Raydin put up a hand, “There is no need to show me another clip.  I’ve been through the corrections and rehabilitation facilities, I’ve seen what lies underneath.  I’ve ran through the cracks in Datcora, and I’ve seen more of that side of this place than you could ever know.”

“That’s why I need you.”

Raydin said, “I’m still not convinced.”

Dora sat up, pulling a bottle of red wine and two glasses from a door inside her desk.  She poured herself a glass, and set it on the desk.  She poured another, and offered it to Raydin.  “I used to live in the Hub, once.  There was an accident in one of the transport tubes.  There was a great deal of public sympathy, as I was the only survivor, and I had been crippled from the waste down.  Humantix does not condone the use of cybernetic organs, ever since their trade embargo on Mecca.  Every piece of Bionic hardware comes out of Ichto- that’s probably old Japan to you, wastelunder- at ten times the cost.  Private insurance might cover it, but there was no way that anyone living in the Hub would have access to that kind of technology.  There was only one way out, the Humantix’ Achievement Program.  HAP delegates are as crooked as they come, they hold the ultimate power over everyone living beneath the Towers, the power to move people, from the Catacombs to the Hub, from the Hub to the Wheel, from the Wheel to the Towers.”

“Adon passed the HAP.  Maybe you should have done more research before throwing him to the wolves.”

“Did he?  Maybe he deserves a second look.  But I didn’t go through all this effort for him.”

“So, how did you pass?”

“I did things I was not proud of.  I kept a copy of Mrs.
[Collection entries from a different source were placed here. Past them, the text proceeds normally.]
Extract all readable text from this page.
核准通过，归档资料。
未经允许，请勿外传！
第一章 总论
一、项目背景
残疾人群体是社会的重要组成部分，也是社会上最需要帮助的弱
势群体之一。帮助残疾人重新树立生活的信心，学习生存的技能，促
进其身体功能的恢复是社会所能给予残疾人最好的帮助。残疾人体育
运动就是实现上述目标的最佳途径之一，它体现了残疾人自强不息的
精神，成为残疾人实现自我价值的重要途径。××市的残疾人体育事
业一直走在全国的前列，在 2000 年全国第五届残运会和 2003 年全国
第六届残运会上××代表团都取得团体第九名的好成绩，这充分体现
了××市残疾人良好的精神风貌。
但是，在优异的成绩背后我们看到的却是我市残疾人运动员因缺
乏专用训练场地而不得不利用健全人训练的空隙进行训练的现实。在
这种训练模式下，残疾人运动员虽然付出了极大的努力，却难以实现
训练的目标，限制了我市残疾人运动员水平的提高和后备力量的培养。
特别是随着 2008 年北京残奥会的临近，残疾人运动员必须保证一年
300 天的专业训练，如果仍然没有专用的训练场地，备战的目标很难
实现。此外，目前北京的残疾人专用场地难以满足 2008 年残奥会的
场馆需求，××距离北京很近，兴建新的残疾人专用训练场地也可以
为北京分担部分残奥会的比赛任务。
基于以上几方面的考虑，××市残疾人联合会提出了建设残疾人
Winters guide to Etiquette in my purse.  I hurt people.  I betrayed my friends.  I ignored my family and left everything I knew or cared about behind me.  But I passed the exam, with a perfect score, just like every other HAP candidate that made it through.”

She continued.  “That’s were I got these,” she motioned with her hands towards her legs.  She laughed.  “I thought I’d never be able to make love again.  You’d be surprised how many men find this attractive.”

“There are better prosthetics, of course.  One’s that look and feel real to the touch.  But those won’t let you beat a horse in a footrace, either.  I’ve grown accustomed to them, after a while, even made some improvements.  I own a number of patents in regard to these legs.  If I wasn’t the patient, I could have installed them myself.”

“You’re a doctor?”

“Well, that’s what they call you when you graduate from Ichto Tech.  I consider myself more of an engineer.”

“So how did you end up here?”

“There was a fire.  In Lifetree, while I was on vacation in some forsaken, rustic village that was desperate for my peculiar form of charity.  Life outside the main arcology is a savage affair, it is evolution run amok.  The same thing that was chewing on your leg yesterday might be a different color the next, or sport another limb the day after  that.  I never expected any of the lightning bugs would actually set the hostel we were staying on fire.”

“I lived, but I was burnt over eighty-five percent of my body… or rather, what was left of my body.  I tried synth skin, but it was imperfect at best.  There was no sensation, I felt numb all over, all the time.  My lover left me, I fell into a deep depression.  Ichto offered me an honorary position on their faculty staff, for my “lifetime of achievement.”  I took there sympathy, their pity, and I threw it back in their face.  I created this.”  She pinched her arm, and the silver coating that surrounded her arm spread apart, revealing a patch of white, almost translucent, skin.  The silver coating covered the bare patch of flesh once more, like a second skin that wrapped around her entire body.  Raydin checked, and saw that even her eyes and tongue were coated in the silver, metallic substance.